I have systemized and automated businesses for a long time before LLMs came out, which generally wasn't very popular.
It is really weird to see everyone get excited about this kind of automation and then try to jump to the end points with something that's non-deterministic and wonder why it doesn't work like every other computer they've used (all or none).
Agents can self generate skills, maybe not effortlessly, or with psychic skills of reading between the lines (special exception for Claude), it's also about the framework and scaffolding in which to create skills that work, and what can be brought back to the "self-generation".
Without experience in creating computer skills in general, attempts for self-generating agent skills is kind of trying to use AI to autocomplete a sentence and then not like how it went. To a fair degree it can be lined up to improve considerably.
Right now there seems to be a 6-12 month lag between studies like these and it being shared/reported in the wild.
Too often, they are researching something reported in the wild and trying to study it, and it very well may work for some cases, but not all cases, and the research kind of entirely misses it.
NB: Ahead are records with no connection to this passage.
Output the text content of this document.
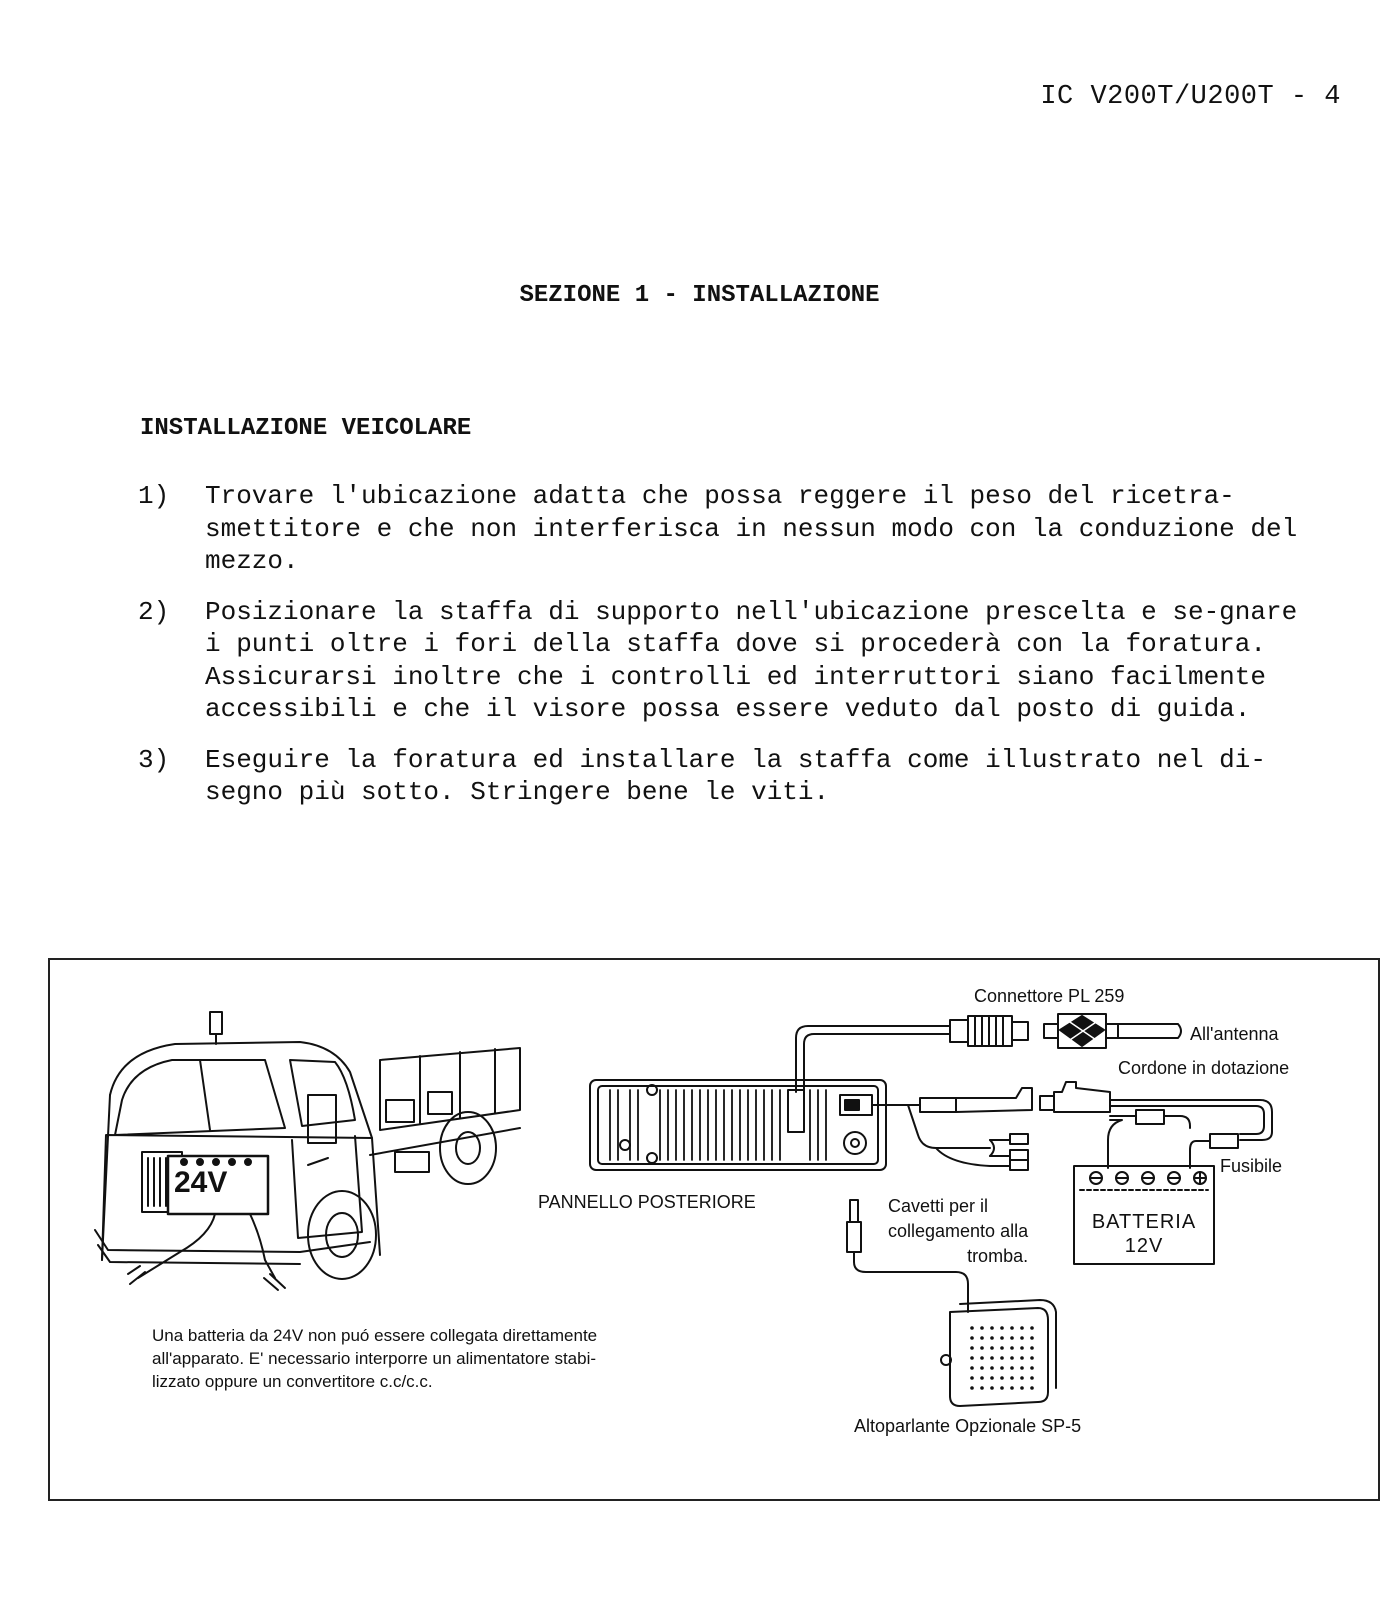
IC V200T/U200T - 4
SEZIONE 1 - INSTALLAZIONE
INSTALLAZIONE VEICOLARE
1) Trovare l'ubicazione adatta che possa reggere il peso del ricetra-smettitore e che non interferisca in nessun modo con la conduzione del mezzo.
2) Posizionare la staffa di supporto nell'ubicazione prescelta e se-gnare i punti oltre i fori della staffa dove si procederà con la foratura. Assicurarsi inoltre che i controlli ed interruttori siano facilmente accessibili e che il visore possa essere veduto dal posto di guida.
3) Eseguire la foratura ed installare la staffa come illustrato nel di-segno più sotto. Stringere bene le viti.
24V
PANNELLO POSTERIORE
Connettore PL 259
All'antenna
Cordone in dotazione
Fusibile
BATTERIA
12V
Cavetti per il
collegamento alla
tromba.
Altoparlante Opzionale SP-5
Una batteria da 24V non puó essere collegata direttamente
all'apparato. E' necessario interporre un alimentatore stabi-
lizzato oppure un convertitore c.c/c.c.
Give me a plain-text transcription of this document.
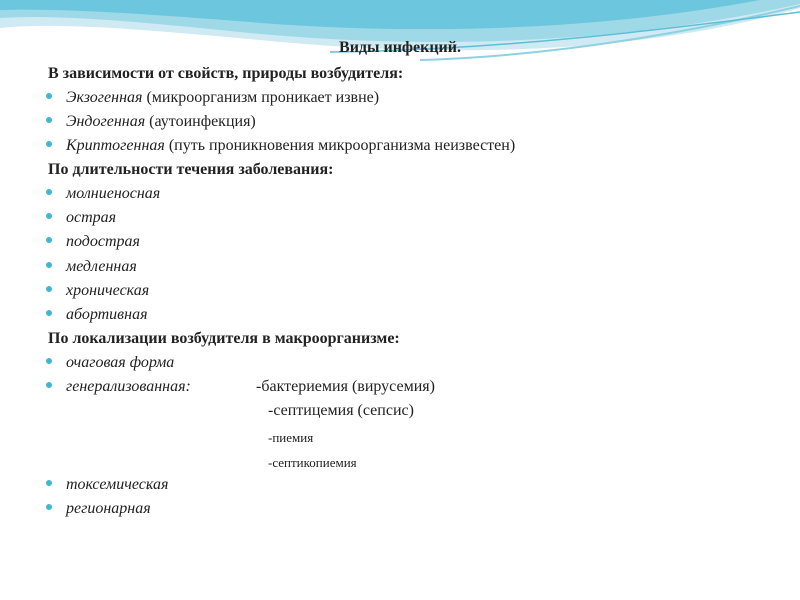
Виды инфекций.
В зависимости от свойств, природы возбудителя:
Экзогенная (микроорганизм проникает извне)
Эндогенная (аутоинфекция)
Криптогенная (путь проникновения микроорганизма неизвестен)
По длительности течения заболевания:
молниеносная
острая
подострая
медленная
хроническая
абортивная
По локализации возбудителя в макроорганизме:
очаговая форма
генерализованная:	-бактериемия (вирусемия)
-септицемия (сепсис)
-пиемия
-септикопиемия
токсемическая
регионарная
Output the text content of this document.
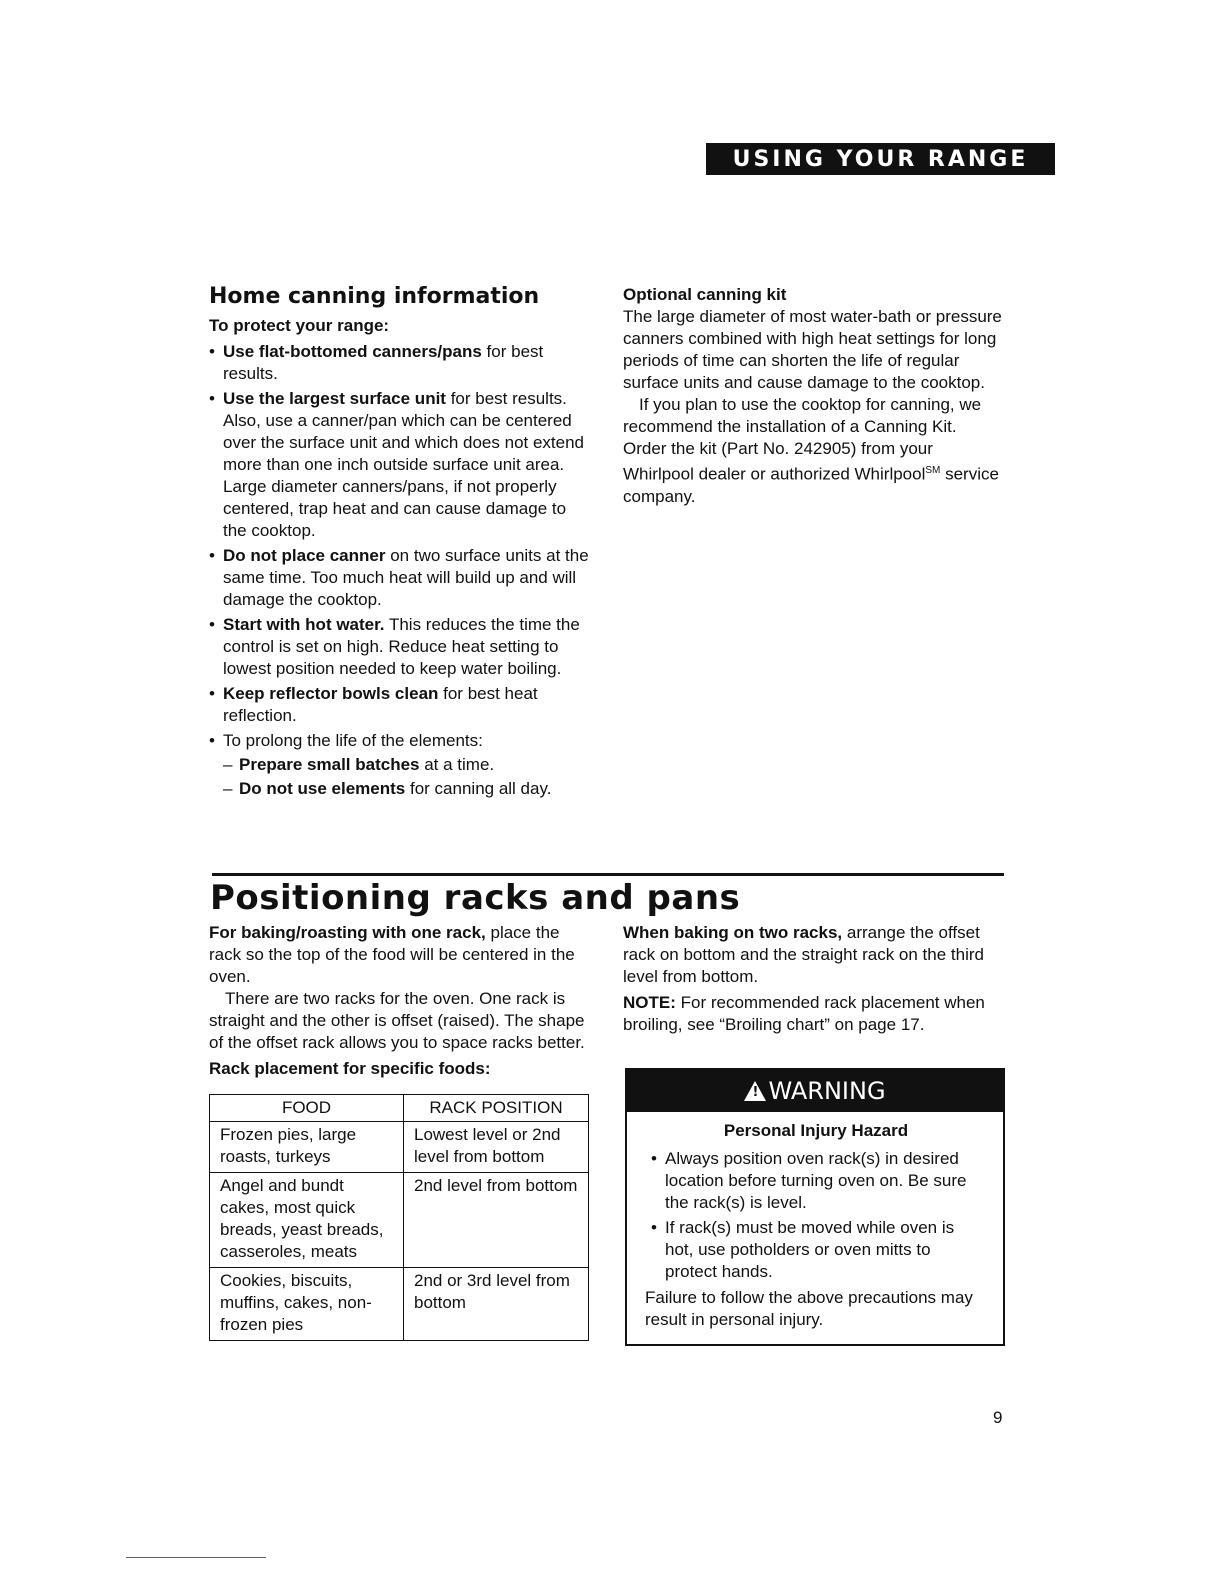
USING YOUR RANGE
Home canning information
To protect your range:
• Use flat-bottomed canners/pans for best results.
• Use the largest surface unit for best results. Also, use a canner/pan which can be centered over the surface unit and which does not extend more than one inch outside surface unit area. Large diameter canners/pans, if not properly centered, trap heat and can cause damage to the cooktop.
• Do not place canner on two surface units at the same time. Too much heat will build up and will damage the cooktop.
• Start with hot water. This reduces the time the control is set on high. Reduce heat setting to lowest position needed to keep water boiling.
• Keep reflector bowls clean for best heat reflection.
• To prolong the life of the elements:
– Prepare small batches at a time.
– Do not use elements for canning all day.
Optional canning kit

The large diameter of most water-bath or pressure canners combined with high heat settings for long periods of time can shorten the life of regular surface units and cause damage to the cooktop.

If you plan to use the cooktop for canning, we recommend the installation of a Canning Kit. Order the kit (Part No. 242905) from your Whirlpool dealer or authorized Whirlpool℠ service company.

Positioning racks and pans

For baking/roasting with one rack, place the rack so the top of the food will be centered in the oven.

There are two racks for the oven. One rack is straight and the other is offset (raised). The shape of the offset rack allows you to space racks better.

Rack placement for specific foods:

FOOD	RACK POSITION
Frozen pies, large roasts, turkeys	Lowest level or 2nd level from bottom
Angel and bundt cakes, most quick breads, yeast breads, casseroles, meats	2nd level from bottom
Cookies, biscuits, muffins, cakes, non-frozen pies	2nd or 3rd level from bottom

When baking on two racks, arrange the offset rack on bottom and the straight rack on the third level from bottom.

NOTE: For recommended rack placement when broiling, see “Broiling chart” on page 17.

! WARNING
Personal Injury Hazard
• Always position oven rack(s) in desired location before turning oven on. Be sure the rack(s) is level.
• If rack(s) must be moved while oven is hot, use potholders or oven mitts to protect hands.

Failure to follow the above precautions may result in personal injury.

9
With AI, it's incredibly important to follow show and not tell.
Sharing this from genuine curiousity if this resonates with anyone, and if so, how/where.
This was realized in 2023 already: https://newsletter.semianalysis.com/p/google-we-have-no-moat...
"Less is best" is not a new realization. The concept exists across contexts. Music described as "overplayed". Prose described as verbose.
We just went through an era of compute that chanted "break down your monoliths". NPM ecosystem being lots of small little packages to compose together. Unix philosophy of small composable utilities is another example.
So models will improve as they are compressed, skeletonized down to opcodes, geometric models to render, including geometry for text as the bytecode patterns for such will provide the simplest model for recreating the most outputs. Compressing out useless semantics from the state of the machines operations and leaving the user to apply labels at the presentation layer.